— Двуногий, я, может, и люблю пошутить, но я не идиот, — в его голосе прорезалась обида. — Я видел. Они живые. Они светятся тусклым, больным светом. И они не принадлежат этому телу. Они — чужие.
В этот момент я понял, что у меня есть все необходимое. Финальное, неоспоримое подтверждение моей теории. Рассказ Фырка о палочках, прячущихся внутри макрофагов, был классическим, хрестоматийным описанием поведения микобактерий, которое я помнил еще по институтским учебникам.
Теоретическая база и визуальное подтверждение сошлись в одной точке.
Диагноз был поставлен.
— Ну что, двуногий, дело в шляпе? — раздался в моей голове довольный голос Фырка, который, кажется, уже пришел в себя. — Утром покажешь всем, какой ты умный, и получишь свою медальку? А может, и целую премию выпишут!

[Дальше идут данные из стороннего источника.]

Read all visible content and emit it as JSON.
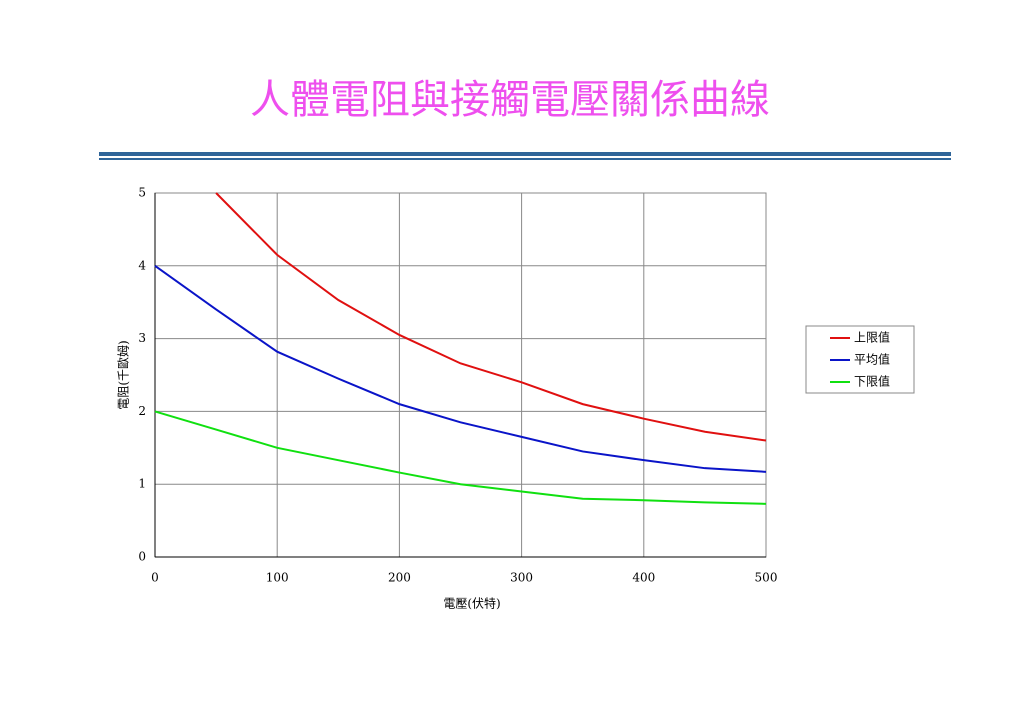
{
  "chart_data": {
    "type": "line",
    "title": "人體電阻與接觸電壓關係曲線",
    "x_label": "電壓(伏特)",
    "y_label": "電阻(千歐姆)",
    "x": [
      0,
      50,
      100,
      150,
      200,
      250,
      300,
      350,
      400,
      450,
      500
    ],
    "series": [
      {
        "name": "上限值",
        "color": "#e01010",
        "values": [
          null,
          5.0,
          4.15,
          3.53,
          3.05,
          2.66,
          2.4,
          2.1,
          1.9,
          1.72,
          1.6
        ]
      },
      {
        "name": "平均值",
        "color": "#0a14c8",
        "values": [
          4.0,
          3.4,
          2.82,
          2.45,
          2.1,
          1.85,
          1.65,
          1.45,
          1.33,
          1.22,
          1.17
        ]
      },
      {
        "name": "下限值",
        "color": "#10e010",
        "values": [
          2.0,
          1.75,
          1.5,
          1.33,
          1.16,
          1.0,
          0.9,
          0.8,
          0.78,
          0.75,
          0.73
        ]
      }
    ],
    "xlim": [
      0,
      500
    ],
    "xticks": [
      0,
      100,
      200,
      300,
      400,
      500
    ],
    "ylim": [
      0,
      5
    ],
    "yticks": [
      0,
      1,
      2,
      3,
      4,
      5
    ],
    "grid": true,
    "legend": "right"
  }
}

На орешки хватит?
Его беззаботный тон вернул меня с высоты диагностических озарений на грешную землю муромской больницы. Мысли о премиях и медальках, которые сейчас занимали моего фамильяра, были последним, что волновало меня. Все упиралось в одно слово — утро.
Мысль о том, чтобы ждать до утра, казалась мне абсурдной и преступной. Да, формально я должен был дождаться официального заключения из лаборатории. Потом представить его на консилиуме. Выслушать скепсис Сердюкова, потом, возможно, иронию Шаповалова. И только после долгого и нудного обсуждения, получив высочайшее разрешение, начать лечение.
Таков был протокол. Правильный, безопасный для лекарей и абсолютно смертельный для пациента.
Шевченко чуть не умер несколько часов назад. Его состояние было стабилизировано, но он висел на волоске. В любой момент мог случиться новый криз, и не факт, что в следующий раз мы успеем его вытащить. Ждать до утра было непозволительной роскошью.
Я стоял посреди пустого коридора, быстро взвешивая риски. С одной стороны — прямое нарушение субординации. Действия без одобрения консилиума и вопреки мнению Мастера-целителя Сердюкова. Это гарантированный выговор и серьезные проблемы с руководством, особенно если что-то пойдет не так.
С другой стороны — жизнь пациента, которая висела на волоске.
Для меня выбор был очевиден. Я в своей прошлой жизни принимал решения и посложнее. Ответственность никогда меня не пугала. Протоколы и правила написаны для стандартных ситуаций. А случай Шевченко был из ряда вон выходящим. И требовал таких же, выходящих за рамки, решений.
Взвесив все за и против, я понял, что дальнейшие сомнения бессмысленны и могут стоить пациенту жизни. Решение было принято. Действовать нужно было немедленно. Я развернулся и быстрым шагом направился обратно в ординаторскую.
— Эй, ты куда? — забеспокоился Фырк. — Ты же не собираешься?.. Двуногий, это же против правил! Тебя же съедят! Твои «хомяки»-конкуренты будут аплодировать стоя!
— Пусть подавятся своими аплодисментами, — пробормотал я, садясь за стол и выдвигая ящик в поисках чистого бланка назначений.
Лечение диссеминированной атипичной микобактериальной инфекции — дело долгое и сложное. Нужна была комбинация из как минимум трех мощных антибиотиков. В прошлой жизни я бы назначил рифампицин, этамбутол и кларитромицин.
Здесь, в этом мире, были их магические аналоги, но суть оставалась той же. Нужно было ударить по врагу сразу с трех сторон, чтобы у него не было шанса выработать устойчивость.
Я нашел бланк. Взял ручку.
Алина Борисова проводила его ненавидящим взглядом из-за поворота коридора. Она видела, как он вышел из ординаторской с решительным видом и направился в сторону реанимации.
Этот выскочка, этот наглый адепт унизил ее. Он унизил ее публично, перед Шаповаловым, перед этими ничтожествами Фроловым и Величко. Он поставил ей диагноз так, будто она была не коллегой-лекарем, а какой-то пациенткой с улицы, и это было невыносимо.
Щеки до сих пор горели от стыда и ярости. Он был прав. Каждое его слово было правдой. И от этого было еще хуже. Она действительно похудела, стала нервной, и этот блеск в глазах… Она все списывала на стресс и переутомление. А он, этот Разумовский, разложил ее по полочкам за тридцать секунд.
Он думает, что он самый умный? Что ему все сойдет с рук? Ну уж нет. Она покажет ему, кто здесь чего стоит.
Она дождалась, пока его шаги затихнут в дальнем конце коридора. Потом, как тень, выскользнула из своего укрытия и направилась в противоположную сторону. Вниз. В лабораторию.
Она знала, что он отнес туда какой-то анализ от своего драгоценного пациента Шевченко. Она видела, как он выходил оттуда. И у нее созрел план. Простой, но действенный.